E seria tão simples fazer tudo com correção administrativa e pessoal.

Na sombra
Recém-empossado presidente do Supremo Tribunal Federal, o ministro Carlos Velloso confirma, amplia e explica trecho do artigo aqui saído na quarta-feira:
"Em sua coluna "Na Fogueira", V.Sa. registra que o "Tribunal Regional do Trabalho da Bahia mandou ao Supremo Tribunal um pedido de intervenção federal na Bahia, cujo governo adotou como norma o não-cumprimento de precatórios do TRT"."
"Depois de dizer que falar em governo da Bahia "é mais do que falar em prepostos de Antonio Carlos Magalhães, é falar no próprio", acrescenta que "a nota (citação de uma notícia aqui publicada em março) observou ainda que as referências do senador, pregando a necessidade da CPI, cuidaram sempre de isentar, pelo silêncio, o STF, onde o pedido de intervenção foi posto no tradicional repouso"."
"Existem, realmente, em tramitação nesta Corte, não um, mas quatro pedidos de intervenção federal oriundos do Tribunal Regional do Trabalho da 5ª Região (Bahia), de nºs 598-BA, 624-BA, 642-BA e 650-BA, todos eles, entretanto, dependentes de informações a serem prestadas pelo referido tribunal, para que tenham prosseguimento normal. Alguns dos nossos ofícios ao TST foram reiterados mais de uma vez pela Secretaria do Supremo Tribunal Federal."
O repouso, portanto, é dos magistrados baianos. Mas não se sabe se induzido pela sombra insinuante dos coqueirais ou pela sombra impetuosa de Antonio Carlos Magalhães.

O rejeitado
Em carta hoje publicada no Painel do Leitor, o deputado Aloysio Nunes Ferreira atribui-me "violento ataque pessoal (a ele), com a sordidez que o (me) caracteriza". O deputado talvez esteja acossado por sentimentos de rejeição, provocadas pelo desagrado com seu substitutivo.
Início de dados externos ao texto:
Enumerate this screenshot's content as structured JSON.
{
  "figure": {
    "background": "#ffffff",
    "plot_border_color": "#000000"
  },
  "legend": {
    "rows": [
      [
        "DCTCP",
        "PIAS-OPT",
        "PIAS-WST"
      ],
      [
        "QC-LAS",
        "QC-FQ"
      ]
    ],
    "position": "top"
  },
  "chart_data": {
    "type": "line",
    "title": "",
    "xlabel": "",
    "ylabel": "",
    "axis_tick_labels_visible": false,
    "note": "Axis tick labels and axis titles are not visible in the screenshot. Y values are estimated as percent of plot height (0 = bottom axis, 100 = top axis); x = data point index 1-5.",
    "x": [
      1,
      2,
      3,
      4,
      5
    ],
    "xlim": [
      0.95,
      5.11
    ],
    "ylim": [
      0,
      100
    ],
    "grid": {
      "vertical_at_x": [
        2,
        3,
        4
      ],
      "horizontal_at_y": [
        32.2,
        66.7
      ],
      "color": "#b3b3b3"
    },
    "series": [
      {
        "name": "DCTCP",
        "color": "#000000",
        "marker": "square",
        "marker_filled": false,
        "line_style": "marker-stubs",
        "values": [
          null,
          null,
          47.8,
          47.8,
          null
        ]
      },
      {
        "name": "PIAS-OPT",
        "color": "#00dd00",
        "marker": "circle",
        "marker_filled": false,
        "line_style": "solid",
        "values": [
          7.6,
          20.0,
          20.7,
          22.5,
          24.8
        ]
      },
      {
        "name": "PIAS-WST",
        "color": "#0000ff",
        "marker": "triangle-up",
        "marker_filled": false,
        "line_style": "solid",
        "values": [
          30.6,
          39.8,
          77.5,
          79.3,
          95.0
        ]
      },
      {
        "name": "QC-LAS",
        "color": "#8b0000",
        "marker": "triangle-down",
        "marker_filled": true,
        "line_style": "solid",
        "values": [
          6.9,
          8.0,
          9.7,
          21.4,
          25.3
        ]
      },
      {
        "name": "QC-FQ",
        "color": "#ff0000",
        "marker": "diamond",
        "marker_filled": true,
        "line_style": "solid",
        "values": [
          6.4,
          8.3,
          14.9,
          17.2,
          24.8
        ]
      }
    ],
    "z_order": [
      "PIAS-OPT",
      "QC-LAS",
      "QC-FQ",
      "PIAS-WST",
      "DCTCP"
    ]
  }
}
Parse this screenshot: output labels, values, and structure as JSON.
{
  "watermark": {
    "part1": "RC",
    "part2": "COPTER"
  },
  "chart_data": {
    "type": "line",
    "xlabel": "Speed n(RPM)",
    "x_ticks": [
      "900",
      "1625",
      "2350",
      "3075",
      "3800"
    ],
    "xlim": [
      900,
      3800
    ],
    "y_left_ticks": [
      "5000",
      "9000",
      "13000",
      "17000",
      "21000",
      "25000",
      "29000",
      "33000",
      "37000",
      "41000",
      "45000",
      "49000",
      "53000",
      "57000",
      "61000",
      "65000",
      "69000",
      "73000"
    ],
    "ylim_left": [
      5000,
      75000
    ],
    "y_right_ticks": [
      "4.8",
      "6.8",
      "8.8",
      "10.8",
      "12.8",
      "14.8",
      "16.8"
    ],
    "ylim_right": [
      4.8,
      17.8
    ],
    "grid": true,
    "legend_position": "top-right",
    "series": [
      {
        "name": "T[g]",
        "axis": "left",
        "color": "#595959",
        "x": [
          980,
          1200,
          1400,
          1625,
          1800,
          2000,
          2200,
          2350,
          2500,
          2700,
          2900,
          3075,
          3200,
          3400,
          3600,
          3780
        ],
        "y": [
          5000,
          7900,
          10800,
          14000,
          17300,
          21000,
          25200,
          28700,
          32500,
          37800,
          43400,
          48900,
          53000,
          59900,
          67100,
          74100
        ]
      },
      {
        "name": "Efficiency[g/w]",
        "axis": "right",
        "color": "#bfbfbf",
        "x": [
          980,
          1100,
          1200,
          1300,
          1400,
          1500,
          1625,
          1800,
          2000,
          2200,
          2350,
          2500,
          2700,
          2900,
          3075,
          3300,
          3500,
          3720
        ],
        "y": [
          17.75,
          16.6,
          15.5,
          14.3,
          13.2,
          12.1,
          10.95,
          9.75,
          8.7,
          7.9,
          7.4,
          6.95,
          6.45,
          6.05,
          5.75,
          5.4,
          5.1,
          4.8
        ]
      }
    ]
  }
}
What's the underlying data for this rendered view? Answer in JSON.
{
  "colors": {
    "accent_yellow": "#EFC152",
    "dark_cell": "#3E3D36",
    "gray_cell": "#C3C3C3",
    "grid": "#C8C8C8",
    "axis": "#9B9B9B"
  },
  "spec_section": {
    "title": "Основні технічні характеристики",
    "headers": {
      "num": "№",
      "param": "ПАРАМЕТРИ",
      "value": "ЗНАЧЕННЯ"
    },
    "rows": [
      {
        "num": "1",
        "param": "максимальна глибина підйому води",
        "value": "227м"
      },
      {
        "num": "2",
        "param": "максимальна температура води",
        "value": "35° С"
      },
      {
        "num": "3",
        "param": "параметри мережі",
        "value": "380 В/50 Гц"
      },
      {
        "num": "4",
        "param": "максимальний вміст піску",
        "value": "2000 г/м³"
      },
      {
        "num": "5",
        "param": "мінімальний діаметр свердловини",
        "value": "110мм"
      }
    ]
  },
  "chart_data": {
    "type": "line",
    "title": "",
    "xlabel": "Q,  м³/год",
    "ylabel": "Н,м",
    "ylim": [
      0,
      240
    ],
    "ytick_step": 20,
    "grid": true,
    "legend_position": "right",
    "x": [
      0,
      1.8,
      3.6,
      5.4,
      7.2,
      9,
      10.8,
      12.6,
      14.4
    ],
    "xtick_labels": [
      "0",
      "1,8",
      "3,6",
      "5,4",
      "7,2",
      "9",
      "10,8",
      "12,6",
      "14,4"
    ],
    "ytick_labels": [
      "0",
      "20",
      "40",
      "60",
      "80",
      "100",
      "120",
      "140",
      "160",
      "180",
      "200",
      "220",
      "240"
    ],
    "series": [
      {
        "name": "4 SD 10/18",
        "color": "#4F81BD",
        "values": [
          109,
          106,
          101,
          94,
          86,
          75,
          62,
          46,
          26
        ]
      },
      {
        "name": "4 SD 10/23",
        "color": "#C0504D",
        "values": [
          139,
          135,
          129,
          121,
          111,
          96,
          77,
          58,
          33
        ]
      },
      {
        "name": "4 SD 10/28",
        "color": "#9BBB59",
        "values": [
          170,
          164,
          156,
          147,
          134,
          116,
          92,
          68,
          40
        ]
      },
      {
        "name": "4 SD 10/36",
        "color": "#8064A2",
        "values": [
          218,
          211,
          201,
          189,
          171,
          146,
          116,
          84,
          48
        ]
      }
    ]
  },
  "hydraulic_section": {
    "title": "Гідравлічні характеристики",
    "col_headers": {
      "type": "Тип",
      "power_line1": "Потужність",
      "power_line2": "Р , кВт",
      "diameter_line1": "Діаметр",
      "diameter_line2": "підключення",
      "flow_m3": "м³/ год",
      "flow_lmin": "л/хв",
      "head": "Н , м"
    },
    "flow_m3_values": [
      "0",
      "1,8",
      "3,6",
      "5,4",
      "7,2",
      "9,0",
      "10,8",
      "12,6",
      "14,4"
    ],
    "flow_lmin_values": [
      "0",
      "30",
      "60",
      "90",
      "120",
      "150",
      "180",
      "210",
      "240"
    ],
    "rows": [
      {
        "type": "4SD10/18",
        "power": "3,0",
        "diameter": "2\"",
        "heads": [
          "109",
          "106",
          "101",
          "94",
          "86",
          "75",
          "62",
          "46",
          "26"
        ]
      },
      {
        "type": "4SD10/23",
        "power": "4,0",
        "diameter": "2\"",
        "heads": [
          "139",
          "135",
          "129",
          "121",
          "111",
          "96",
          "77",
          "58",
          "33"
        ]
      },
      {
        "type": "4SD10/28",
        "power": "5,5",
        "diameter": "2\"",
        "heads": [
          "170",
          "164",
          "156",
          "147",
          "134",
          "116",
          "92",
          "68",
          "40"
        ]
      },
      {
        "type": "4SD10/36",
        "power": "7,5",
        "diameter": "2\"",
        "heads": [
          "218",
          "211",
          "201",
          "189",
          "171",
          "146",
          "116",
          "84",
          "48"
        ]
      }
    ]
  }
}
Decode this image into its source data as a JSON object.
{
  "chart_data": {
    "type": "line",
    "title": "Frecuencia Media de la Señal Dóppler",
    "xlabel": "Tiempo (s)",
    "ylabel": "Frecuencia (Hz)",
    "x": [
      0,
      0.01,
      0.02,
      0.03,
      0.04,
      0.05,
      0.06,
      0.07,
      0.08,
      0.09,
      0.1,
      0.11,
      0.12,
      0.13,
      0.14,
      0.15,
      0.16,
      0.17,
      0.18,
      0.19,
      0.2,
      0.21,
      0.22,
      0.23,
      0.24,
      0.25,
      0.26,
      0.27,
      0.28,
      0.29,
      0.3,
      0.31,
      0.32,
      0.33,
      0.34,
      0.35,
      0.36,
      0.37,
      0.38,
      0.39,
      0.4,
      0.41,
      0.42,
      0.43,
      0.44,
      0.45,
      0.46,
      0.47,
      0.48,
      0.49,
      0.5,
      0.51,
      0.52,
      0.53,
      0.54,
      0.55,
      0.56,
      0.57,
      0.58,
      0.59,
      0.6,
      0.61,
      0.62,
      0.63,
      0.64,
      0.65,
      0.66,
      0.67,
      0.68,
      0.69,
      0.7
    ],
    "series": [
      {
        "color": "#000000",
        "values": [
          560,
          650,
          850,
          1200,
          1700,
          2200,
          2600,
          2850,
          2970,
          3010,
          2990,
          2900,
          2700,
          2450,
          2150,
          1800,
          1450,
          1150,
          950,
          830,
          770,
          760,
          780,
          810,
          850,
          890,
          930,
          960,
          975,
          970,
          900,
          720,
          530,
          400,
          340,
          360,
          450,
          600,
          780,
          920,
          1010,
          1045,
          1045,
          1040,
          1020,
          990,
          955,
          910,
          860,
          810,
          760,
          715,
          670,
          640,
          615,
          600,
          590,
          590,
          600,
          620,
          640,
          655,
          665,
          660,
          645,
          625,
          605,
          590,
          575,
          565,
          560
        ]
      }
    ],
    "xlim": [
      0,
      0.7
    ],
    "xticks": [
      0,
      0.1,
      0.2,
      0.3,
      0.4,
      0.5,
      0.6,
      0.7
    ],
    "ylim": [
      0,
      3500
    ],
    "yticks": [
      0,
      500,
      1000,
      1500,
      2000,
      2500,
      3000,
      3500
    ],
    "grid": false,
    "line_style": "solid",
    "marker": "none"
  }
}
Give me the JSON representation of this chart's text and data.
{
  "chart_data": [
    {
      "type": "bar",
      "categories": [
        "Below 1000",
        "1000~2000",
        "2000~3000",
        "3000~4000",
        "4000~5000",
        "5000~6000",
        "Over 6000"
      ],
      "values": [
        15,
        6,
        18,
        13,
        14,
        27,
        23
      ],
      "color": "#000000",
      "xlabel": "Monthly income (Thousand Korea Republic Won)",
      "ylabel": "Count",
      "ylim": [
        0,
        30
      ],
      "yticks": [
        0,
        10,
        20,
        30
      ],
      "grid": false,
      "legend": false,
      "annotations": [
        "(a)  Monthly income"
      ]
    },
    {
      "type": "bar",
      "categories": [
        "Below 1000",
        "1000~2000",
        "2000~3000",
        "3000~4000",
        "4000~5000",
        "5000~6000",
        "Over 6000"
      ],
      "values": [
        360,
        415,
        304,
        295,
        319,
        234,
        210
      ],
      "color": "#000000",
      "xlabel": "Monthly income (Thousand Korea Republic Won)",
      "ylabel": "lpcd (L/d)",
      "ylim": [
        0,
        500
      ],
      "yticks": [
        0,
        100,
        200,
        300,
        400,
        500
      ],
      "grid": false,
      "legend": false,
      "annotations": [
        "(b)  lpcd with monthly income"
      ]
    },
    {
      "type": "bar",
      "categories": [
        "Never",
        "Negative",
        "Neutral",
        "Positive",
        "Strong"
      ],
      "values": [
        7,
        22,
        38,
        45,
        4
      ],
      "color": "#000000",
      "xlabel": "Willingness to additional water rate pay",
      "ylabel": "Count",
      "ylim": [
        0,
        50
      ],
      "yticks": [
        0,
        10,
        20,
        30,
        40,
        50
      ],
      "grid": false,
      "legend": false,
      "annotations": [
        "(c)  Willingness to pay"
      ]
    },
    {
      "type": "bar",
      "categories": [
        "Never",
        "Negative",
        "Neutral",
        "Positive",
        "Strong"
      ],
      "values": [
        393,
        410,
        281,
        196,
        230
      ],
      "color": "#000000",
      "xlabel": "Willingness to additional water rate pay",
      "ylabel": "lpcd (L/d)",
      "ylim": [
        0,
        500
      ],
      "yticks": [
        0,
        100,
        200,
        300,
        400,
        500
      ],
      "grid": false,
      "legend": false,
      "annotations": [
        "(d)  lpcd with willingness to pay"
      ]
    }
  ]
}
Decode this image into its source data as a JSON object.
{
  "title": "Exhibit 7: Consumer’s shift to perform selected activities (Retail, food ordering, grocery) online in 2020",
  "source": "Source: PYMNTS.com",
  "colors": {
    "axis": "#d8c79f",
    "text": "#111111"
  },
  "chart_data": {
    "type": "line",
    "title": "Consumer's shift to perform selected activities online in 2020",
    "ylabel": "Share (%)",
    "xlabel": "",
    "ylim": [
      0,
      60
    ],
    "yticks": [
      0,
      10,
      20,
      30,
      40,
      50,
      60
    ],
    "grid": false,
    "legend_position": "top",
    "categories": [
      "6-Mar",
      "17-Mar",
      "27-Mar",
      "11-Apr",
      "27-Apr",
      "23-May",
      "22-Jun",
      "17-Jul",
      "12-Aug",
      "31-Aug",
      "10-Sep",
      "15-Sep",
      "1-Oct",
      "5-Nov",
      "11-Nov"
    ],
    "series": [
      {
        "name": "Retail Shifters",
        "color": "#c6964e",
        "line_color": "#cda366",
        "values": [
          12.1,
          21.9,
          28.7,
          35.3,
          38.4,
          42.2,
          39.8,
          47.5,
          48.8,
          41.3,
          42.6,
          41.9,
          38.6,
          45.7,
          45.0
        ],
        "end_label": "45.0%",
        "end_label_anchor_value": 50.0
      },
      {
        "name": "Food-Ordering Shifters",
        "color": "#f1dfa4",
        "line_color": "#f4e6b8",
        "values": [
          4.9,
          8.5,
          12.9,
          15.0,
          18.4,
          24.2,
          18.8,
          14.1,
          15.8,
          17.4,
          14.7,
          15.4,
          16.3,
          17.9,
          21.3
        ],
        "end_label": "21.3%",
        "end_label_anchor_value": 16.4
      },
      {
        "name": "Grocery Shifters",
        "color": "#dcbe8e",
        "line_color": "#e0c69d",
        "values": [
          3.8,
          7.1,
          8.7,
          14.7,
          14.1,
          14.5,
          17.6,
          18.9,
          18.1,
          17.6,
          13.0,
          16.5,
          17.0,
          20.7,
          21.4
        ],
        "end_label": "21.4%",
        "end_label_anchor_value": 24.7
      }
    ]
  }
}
O artigo não foi violento, nem tinha por que sê-lo; e muito menos foi ataque pessoal. Tratou do "desagrado quase unânime com o projeto de reforma do Judiciário, elaborado pelo relator Aloysio Nunes Ferreira", e de algumas consequências dessa reação, como a já comprovada volta do "problema ao ponto de partida", com "mais uma reforma adiada".
Autor do substitutivo, Nunes Ferreira foi até pouco citado. E, na hipótese para a desastrada insuficiência de debates, sua principal característica política foi tratada com delicadeza talvez injustificável: "Nunes Ferreira é um político avesso a confrontos, com passagens frequentes de uma corrente partidária para outra, e mesmo de um partido para outro, mas sem rupturas atritosas". Diz sua carta, a propósito: "Quanto à volubilidade política que me atribui, quero esclarecer que permaneci no PMDB desde os primórdios do partido em 1966 até 1998".
O percurso não foi assim reto nem tão simples. Nunes Ferreira passou do comunismo para o grupo de Quércia. Quando este e Fleury romperam, mas o poder ficou com Fleury, Nunes Ferreira ficou com o poder. Quando Fleury perdeu o poder paulista e Fernando Henrique ocupou o poder nacional, Nunes Ferreira tornou-se fernandista. E, já a reeleição à vista, Nunes Ferreira deixou o PMDB para ser outro neopeessedebista.
Quanto ao xingamento na carta, suponho que o vexame do seu substitutivo basta a Aloysio Nunes Ferreira. Não precisa ser também ridículo.